Car le domaine d’étude de Sarah est d’une grande actualité : elle travaille sur l’orientalisme, c’est à dire sur la façon dont l’Occident depuis des siècles a construit l’image de l’Orient. Elle cherche à dépasser la thèse d’Edward Saïd qui fait de cette construction imaginaire une simple appropriation colonialiste de l’Orient par l’Occident. Elle veut montrer qu’il s’agit d’une construction commune et d’un patrimoine commun : d’abord parce que l’Orient a profondément transformé et nourri la culture occidentale (elle analyse par exemple avec brio l’influence des Mille et une nuits sur La recherche du temps perdu) et que le Soi occidental ne s’est jamais aussi bien épanoui que dans cette rencontre avec l’Autre oriental, même lorsqu’elle n’est que seconde ou même troisième : « Il y aurait donc un Orient second, celui de Goethe ou d’Hugo, qui ne connaissent ni les langues orientales, ni les pays où on les parle, mais s’appuient sur les travaux des orientalistes et voyageurs comme Hammer-Purgstall, et même un Orient troisième, un Tiers-Orient, celui de Berlioz ou de Wagner, qui se nourrit de ses œuvres elles-mêmes indirectes. » Mais ensuite parce que ce « Tiers-Orient », ce rêve du rêve d’Orient, il est désormais à la disposition des Orientaux eux-mêmes, qui peuvent s’y reconnaître ou pas, en tout cas se l’approprier, y puiser et le transformer (cette idée est illustrée par le poétique cadeau d’anniversaire qu’offre un jour Franz à Sarah :
une sevdalinka, une chanson populaire bosniaque dont l’étrange création, que je te laisse découvrir, prouve à merveille cette idée d’une création commune).

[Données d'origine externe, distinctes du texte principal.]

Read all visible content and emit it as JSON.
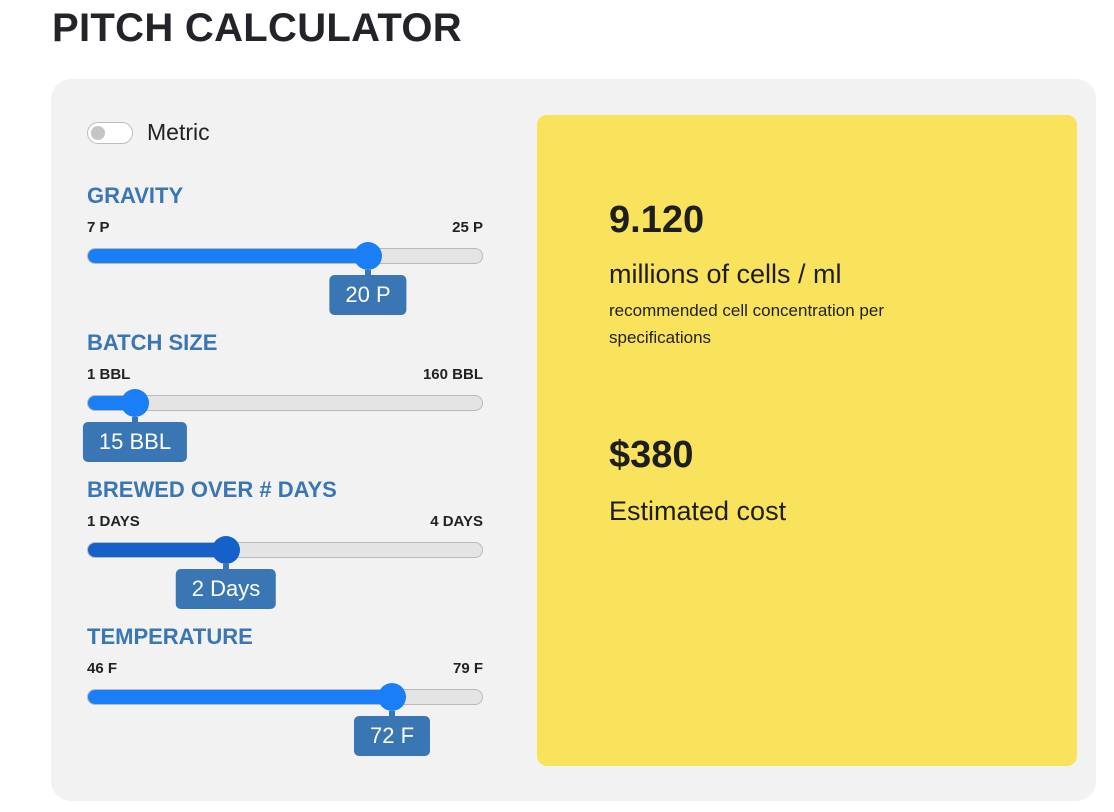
{
  "title": "PITCH CALCULATOR",
  "metric_toggle": {
    "label": "Metric",
    "on": false
  },
  "sliders": {
    "gravity": {
      "title": "GRAVITY",
      "min_label": "7 P",
      "max_label": "25 P",
      "value_label": "20 P",
      "fraction": 0.71
    },
    "batch": {
      "title": "BATCH SIZE",
      "min_label": "1 BBL",
      "max_label": "160 BBL",
      "value_label": "15 BBL",
      "fraction": 0.12
    },
    "days": {
      "title": "BREWED OVER # DAYS",
      "min_label": "1 DAYS",
      "max_label": "4 DAYS",
      "value_label": "2 Days",
      "fraction": 0.35
    },
    "temperature": {
      "title": "TEMPERATURE",
      "min_label": "46 F",
      "max_label": "79 F",
      "value_label": "72 F",
      "fraction": 0.77
    }
  },
  "results": {
    "cells_value": "9.120",
    "cells_unit": "millions of cells / ml",
    "cells_description": "recommended cell concentration per specifications",
    "cost_value": "$380",
    "cost_label": "Estimated cost"
  },
  "colors": {
    "accent": "#3a76b4",
    "slider_blue": "#1a7ef7",
    "result_background": "#f9e25c",
    "panel_background": "#f2f2f2"
  }
}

La quête amoureuse de Franz, qui poursuit Sarah à travers tout le Moyen Orient, Istanbul, Damas, Alep, Palmyre, puis Téhéran (avant qu’elle ne lui échappe encore plus loin mais, peut-être, pour mieux lui revenir), on voit bien qu’il s’agit d’une métaphore de cette poursuite d’un Orient fantasmé. Néanmoins, les deux personnages sont suffisamment attachants pour ne pas être de purs symboles ou de simples porte-paroles. On a les yeux de Franz pour la trop brillante et (presque) insaisissable Sarah. En comparaison, il paraît presque terne. Mais, en revanche, il a un tel humour, il porte un regard si mélancoliquement caustique sur lui-même et sur le monde qui l’entoure, sur ses petits travers et ses grandes illusions, qu’on en vient à souhaiter naïvement qu’ils finissent par se (re)trouver.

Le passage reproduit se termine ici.